If you think you are hot or rather physically on fire and no one is there to take a picture to post for you on Instagram, please don’t hesitate. \amonfire \ineedfirefighters \selfiebeforeiburntodeath . At this crucial and extremely flammable time, I will be there. But if you think you are hot or in other words physically captivating, kindly note that the only thing that captivates me is everything but you, I don’t care about your body temperature nor the degree that you boil at. Unless you are Chris Henceworth, I will not grace your call with my time; it would be illegal.

Before you call anyone, ask yourself three times; is this information relevant and can it be keyed in as a text message? This is the number one rule of calling.

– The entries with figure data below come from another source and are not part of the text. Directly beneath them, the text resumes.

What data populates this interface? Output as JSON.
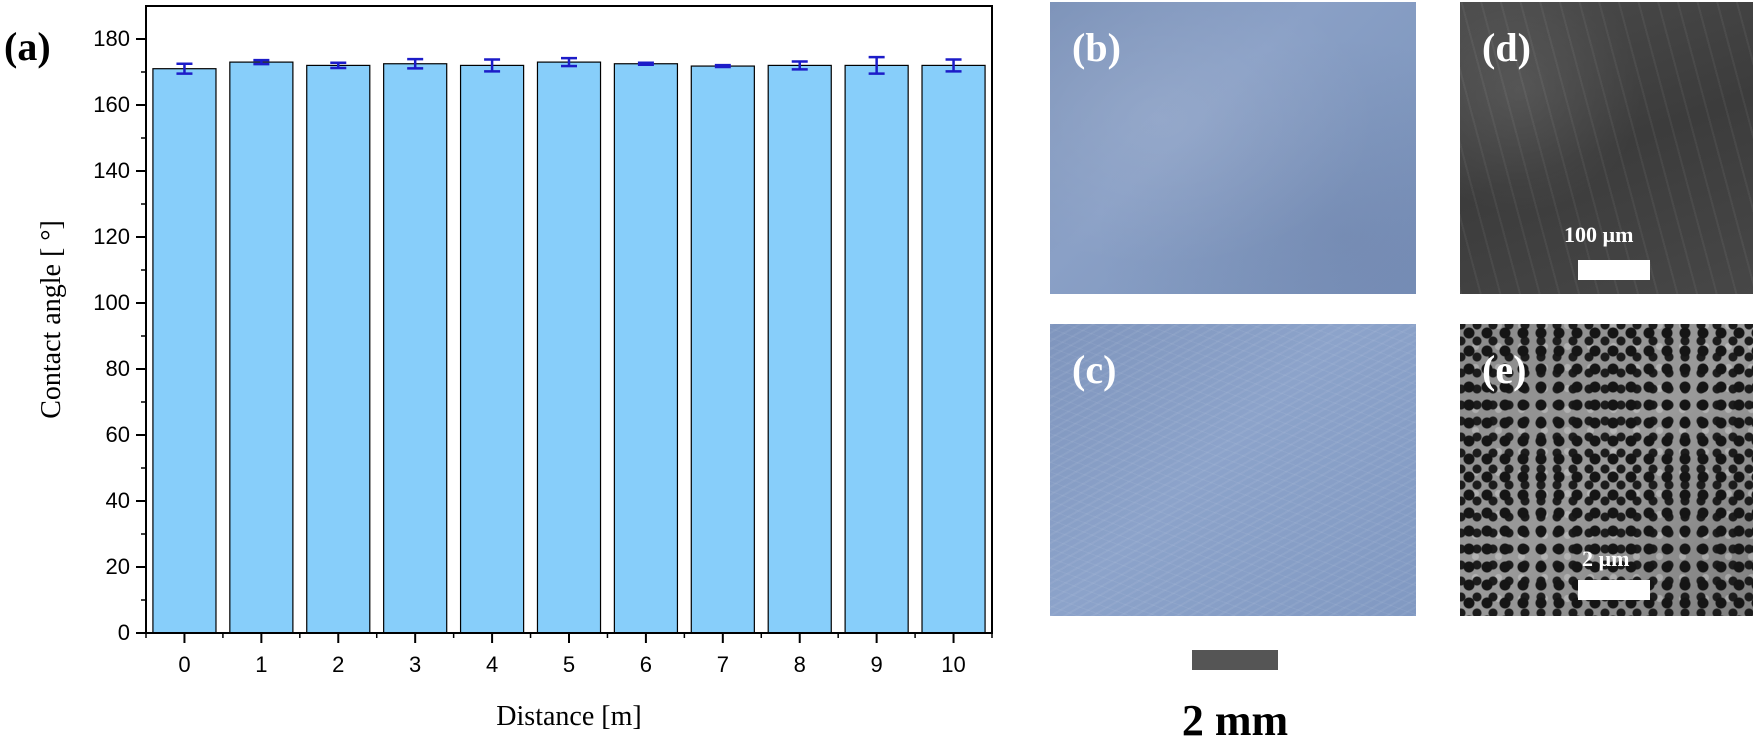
{
  "chart_data": {
    "type": "bar",
    "panel_label": "(a)",
    "categories": [
      "0",
      "1",
      "2",
      "3",
      "4",
      "5",
      "6",
      "7",
      "8",
      "9",
      "10"
    ],
    "values": [
      171,
      173,
      172,
      172.5,
      172,
      173,
      172.5,
      171.8,
      172,
      172,
      172
    ],
    "errors": [
      1.5,
      0.6,
      0.8,
      1.4,
      1.8,
      1.2,
      0.3,
      0.3,
      1.2,
      2.5,
      1.8
    ],
    "xlabel": "Distance [m]",
    "ylabel": "Contact angle [ °]",
    "ylim": [
      0,
      190
    ],
    "yticks": [
      0,
      20,
      40,
      60,
      80,
      100,
      120,
      140,
      160,
      180
    ],
    "bar_color": "#87cefa",
    "error_bar_color": "#1c1cc8",
    "grid": false
  },
  "images": [
    {
      "label": "(b)"
    },
    {
      "label": "(c)"
    },
    {
      "label": "(d)",
      "scale_label": "100 µm"
    },
    {
      "label": "(e)",
      "scale_label": "2 µm"
    }
  ],
  "scale": {
    "label": "2 mm",
    "bar_color": "#555555"
  }
}
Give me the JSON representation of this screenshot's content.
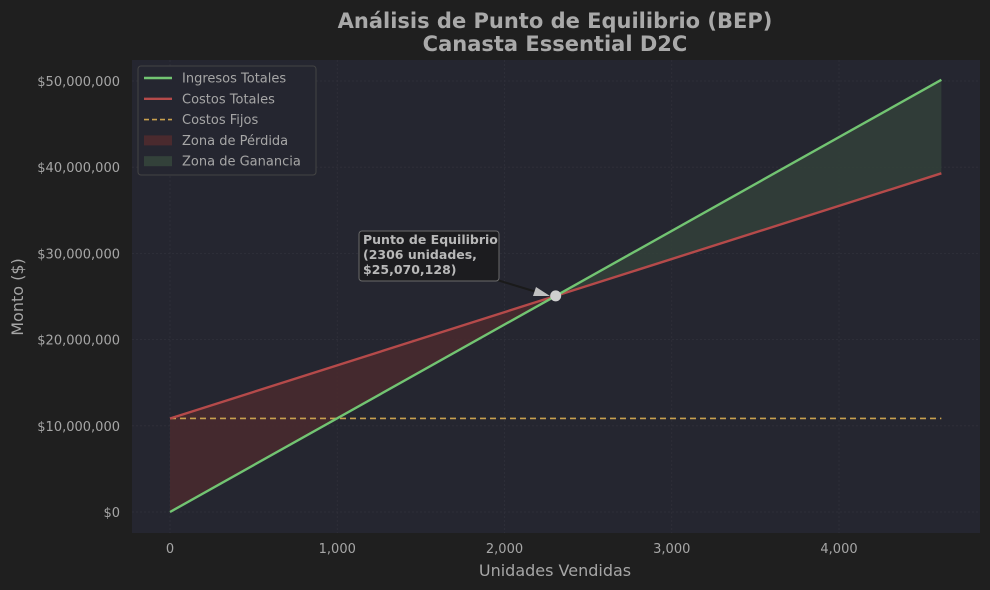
{
  "chart_data": {
    "type": "line",
    "title": "Análisis de Punto de Equilibrio (BEP)",
    "subtitle": "Canasta Essential D2C",
    "title_lines": [
      "Análisis de Punto de Equilibrio (BEP)",
      "Canasta Essential D2C"
    ],
    "xlabel": "Unidades Vendidas",
    "ylabel": "Monto ($)",
    "xlim": [
      -230,
      4840
    ],
    "ylim": [
      -2500000,
      53000000
    ],
    "x_ticks": [
      0,
      1000,
      2000,
      3000,
      4000
    ],
    "x_tick_labels": [
      "0",
      "1,000",
      "2,000",
      "3,000",
      "4,000"
    ],
    "y_ticks": [
      0,
      10000000,
      20000000,
      30000000,
      40000000,
      50000000
    ],
    "y_tick_labels": [
      "$0",
      "$10,000,000",
      "$20,000,000",
      "$30,000,000",
      "$40,000,000",
      "$50,000,000"
    ],
    "grid": true,
    "legend_position": "upper left",
    "x": [
      0,
      2306,
      4612
    ],
    "series": [
      {
        "name": "Ingresos Totales",
        "color": "#72c472",
        "style": "solid",
        "values": [
          0,
          25070128,
          50140256
        ]
      },
      {
        "name": "Costos Totales",
        "color": "#b54a4a",
        "style": "solid",
        "values": [
          10850000,
          25070128,
          39290256
        ]
      },
      {
        "name": "Costos Fijos",
        "color": "#c8a04e",
        "style": "dashed",
        "values": [
          10850000,
          10850000,
          10850000
        ]
      }
    ],
    "fills": [
      {
        "name": "Zona de Pérdida",
        "color": "#4a2a2e",
        "x_range": [
          0,
          2306
        ]
      },
      {
        "name": "Zona de Ganancia",
        "color": "#33413a",
        "x_range": [
          2306,
          4612
        ]
      }
    ],
    "break_even": {
      "units": 2306,
      "amount": 25070128
    },
    "annotation": {
      "lines": [
        "Punto de Equilibrio",
        "(2306 unidades,",
        "$25,070,128)"
      ]
    }
  },
  "legend": [
    {
      "label": "Ingresos Totales",
      "kind": "line",
      "color": "#72c472"
    },
    {
      "label": "Costos Totales",
      "kind": "line",
      "color": "#b54a4a"
    },
    {
      "label": "Costos Fijos",
      "kind": "dash",
      "color": "#c8a04e"
    },
    {
      "label": "Zona de Pérdida",
      "kind": "patch",
      "color": "#4a2a2e"
    },
    {
      "label": "Zona de Ganancia",
      "kind": "patch",
      "color": "#33413a"
    }
  ],
  "colors": {
    "figure_bg": "#1f1f1f",
    "axes_bg": "#252630",
    "text": "#a6a6a6"
  }
}
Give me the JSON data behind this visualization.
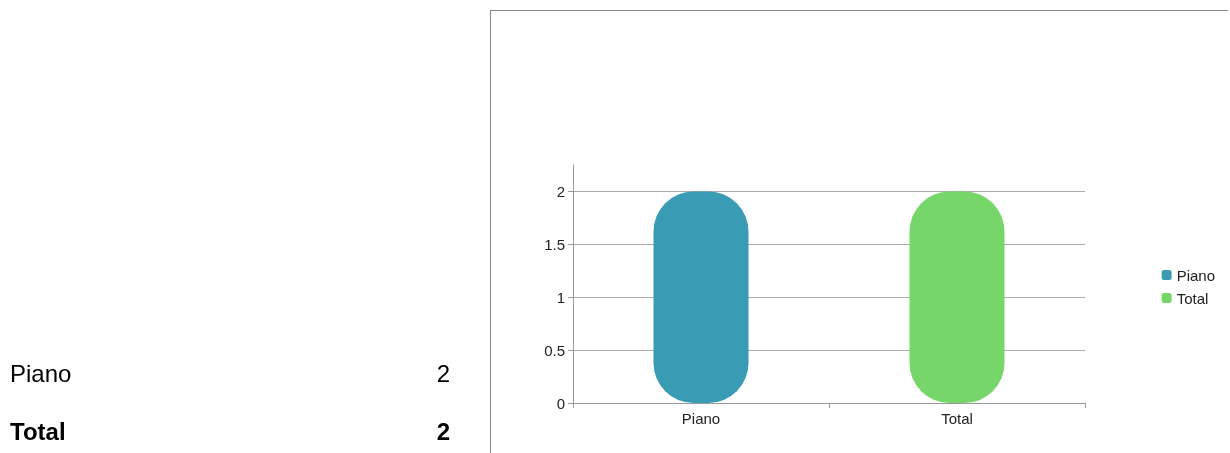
{
  "chart_data": [
    {
      "type": "other",
      "categories": [
        "Piano",
        "Total"
      ],
      "values": [
        2,
        2
      ],
      "data_labels": true
    },
    {
      "type": "bar",
      "categories": [
        "Piano",
        "Total"
      ],
      "series": [
        {
          "name": "Piano",
          "color": "#3a9bb5",
          "values": [
            2,
            null
          ]
        },
        {
          "name": "Total",
          "color": "#76d66a",
          "values": [
            null,
            2
          ]
        }
      ],
      "ylim": [
        0,
        2.25
      ],
      "yticks": [
        0,
        0.5,
        1,
        1.5,
        2
      ],
      "grid": "y",
      "legend": "right"
    }
  ]
}
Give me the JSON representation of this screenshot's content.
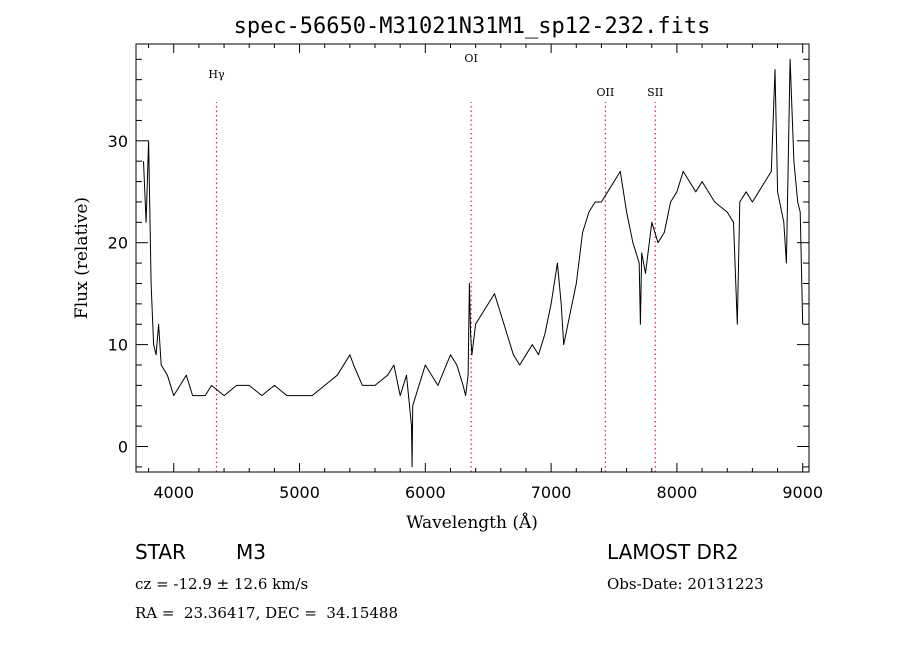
{
  "chart_data": {
    "type": "line",
    "title": "spec-56650-M31021N31M1_sp12-232.fits",
    "xlabel": "Wavelength (Å)",
    "ylabel": "Flux (relative)",
    "xlim": [
      3700,
      9050
    ],
    "ylim": [
      -2.5,
      39.5
    ],
    "x_ticks": [
      4000,
      5000,
      6000,
      7000,
      8000,
      9000
    ],
    "y_ticks": [
      0,
      10,
      20,
      30
    ],
    "line_color": "#000000",
    "marker_color": "#e0202a",
    "spectral_lines": [
      {
        "label": "Hγ",
        "wavelength": 4340
      },
      {
        "label": "OI",
        "wavelength": 6364
      },
      {
        "label": "OII",
        "wavelength": 7431
      },
      {
        "label": "SII",
        "wavelength": 7828
      }
    ],
    "series": [
      {
        "x": [
          3760,
          3780,
          3800,
          3820,
          3840,
          3860,
          3880,
          3900,
          3950,
          4000,
          4050,
          4100,
          4150,
          4200,
          4250,
          4300,
          4400,
          4500,
          4600,
          4700,
          4800,
          4900,
          5000,
          5100,
          5200,
          5300,
          5400,
          5430,
          5500,
          5600,
          5700,
          5750,
          5800,
          5850,
          5890,
          5895,
          5900,
          5950,
          6000,
          6100,
          6200,
          6250,
          6300,
          6320,
          6340,
          6350,
          6360,
          6370,
          6400,
          6450,
          6500,
          6550,
          6600,
          6650,
          6700,
          6750,
          6800,
          6850,
          6900,
          6950,
          7000,
          7050,
          7080,
          7100,
          7150,
          7200,
          7250,
          7300,
          7350,
          7400,
          7450,
          7500,
          7550,
          7600,
          7650,
          7700,
          7710,
          7720,
          7750,
          7800,
          7850,
          7900,
          7950,
          8000,
          8050,
          8100,
          8150,
          8200,
          8300,
          8400,
          8450,
          8480,
          8500,
          8550,
          8600,
          8650,
          8700,
          8750,
          8780,
          8800,
          8850,
          8870,
          8900,
          8930,
          8960,
          8980,
          9000
        ],
        "y": [
          28,
          22,
          30,
          16,
          10,
          9,
          12,
          8,
          7,
          5,
          6,
          7,
          5,
          5,
          5,
          6,
          5,
          6,
          6,
          5,
          6,
          5,
          5,
          5,
          6,
          7,
          9,
          8,
          6,
          6,
          7,
          8,
          5,
          7,
          2,
          -2,
          4,
          6,
          8,
          6,
          9,
          8,
          6,
          5,
          7,
          16,
          11,
          9,
          12,
          13,
          14,
          15,
          13,
          11,
          9,
          8,
          9,
          10,
          9,
          11,
          14,
          18,
          14,
          10,
          13,
          16,
          21,
          23,
          24,
          24,
          25,
          26,
          27,
          23,
          20,
          18,
          12,
          19,
          17,
          22,
          20,
          21,
          24,
          25,
          27,
          26,
          25,
          26,
          24,
          23,
          22,
          12,
          24,
          25,
          24,
          25,
          26,
          27,
          37,
          25,
          22,
          18,
          38,
          28,
          24,
          23,
          12
        ]
      }
    ]
  },
  "info": {
    "object_type": "STAR",
    "subclass": "M3",
    "redshift_line": "cz = -12.9 ± 12.6 km/s",
    "coords_line": "RA =  23.36417, DEC =  34.15488",
    "survey": "LAMOST DR2",
    "obs_date": "Obs-Date: 20131223"
  }
}
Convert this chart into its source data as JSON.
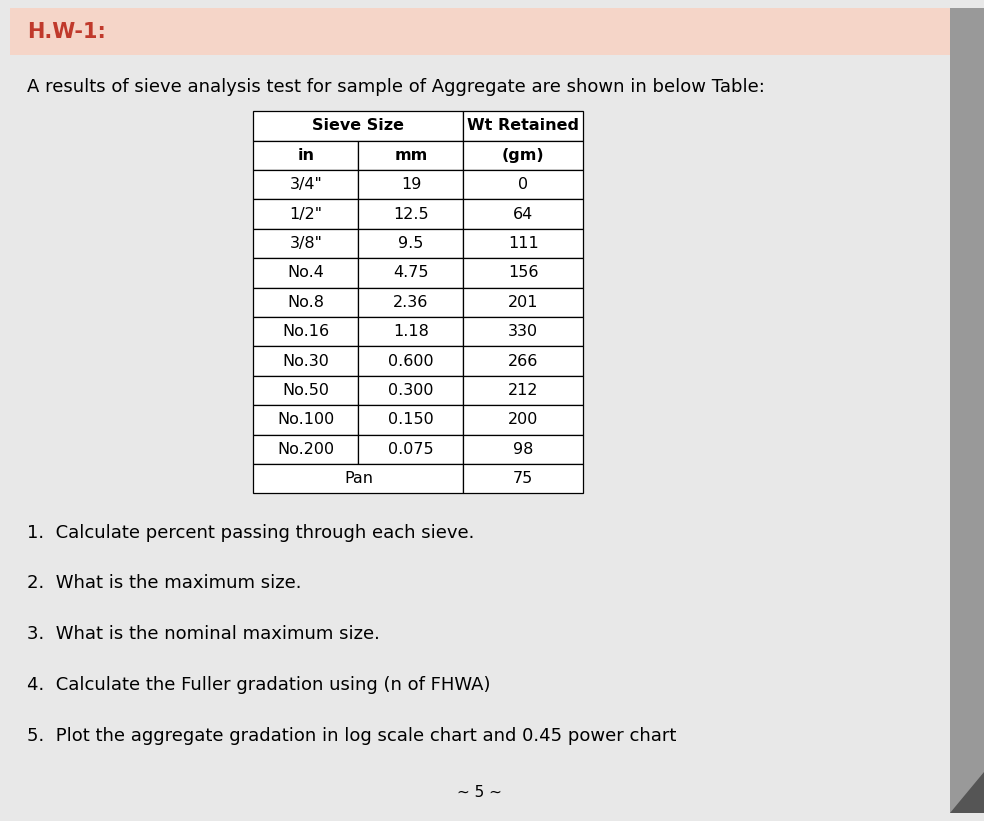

Don’t ring anyone if your answer is yes or it will be the most boring conversation youve had. The phone call will be a series of awkwardness and crickets.

Second most important rule, do not make a mistake of calling someone then you tell them ‘niambie’ I mean you called them, they didn’t have anything to say to you so why are you putting them in a situation whereby they want to hang up or keep on repeating ‘poa’. I can even bet they would have only called you when they scrolled their phonebook and found no one else to call.

Kenyans have a habit of making a call then passing that phone call to everyone in the house. If my mother makes a phone call to my grandma, the phone call will go down to her children, to her grandchildren and possibly her great grandchildren if they could talk too (yet to be born). This pesky tradition must be put to an end. If I wanted to talk to grandma, I would have called her; that’s why I have a simcard and a phone. Otherwise grandma will end up forcing me to go dig with her, sleep early and listen to her stories of her hey days in a language I can barely converse in. (ningwendete mwaitu; I love you grandma)

One more thing, if I say I will call you the following day, keep note that I don’t mean it literally. Don’t call me at 12:01am asking me if we can talk because that will be the last conversation we will ever have.

If the above symptoms persist, seek medical advice.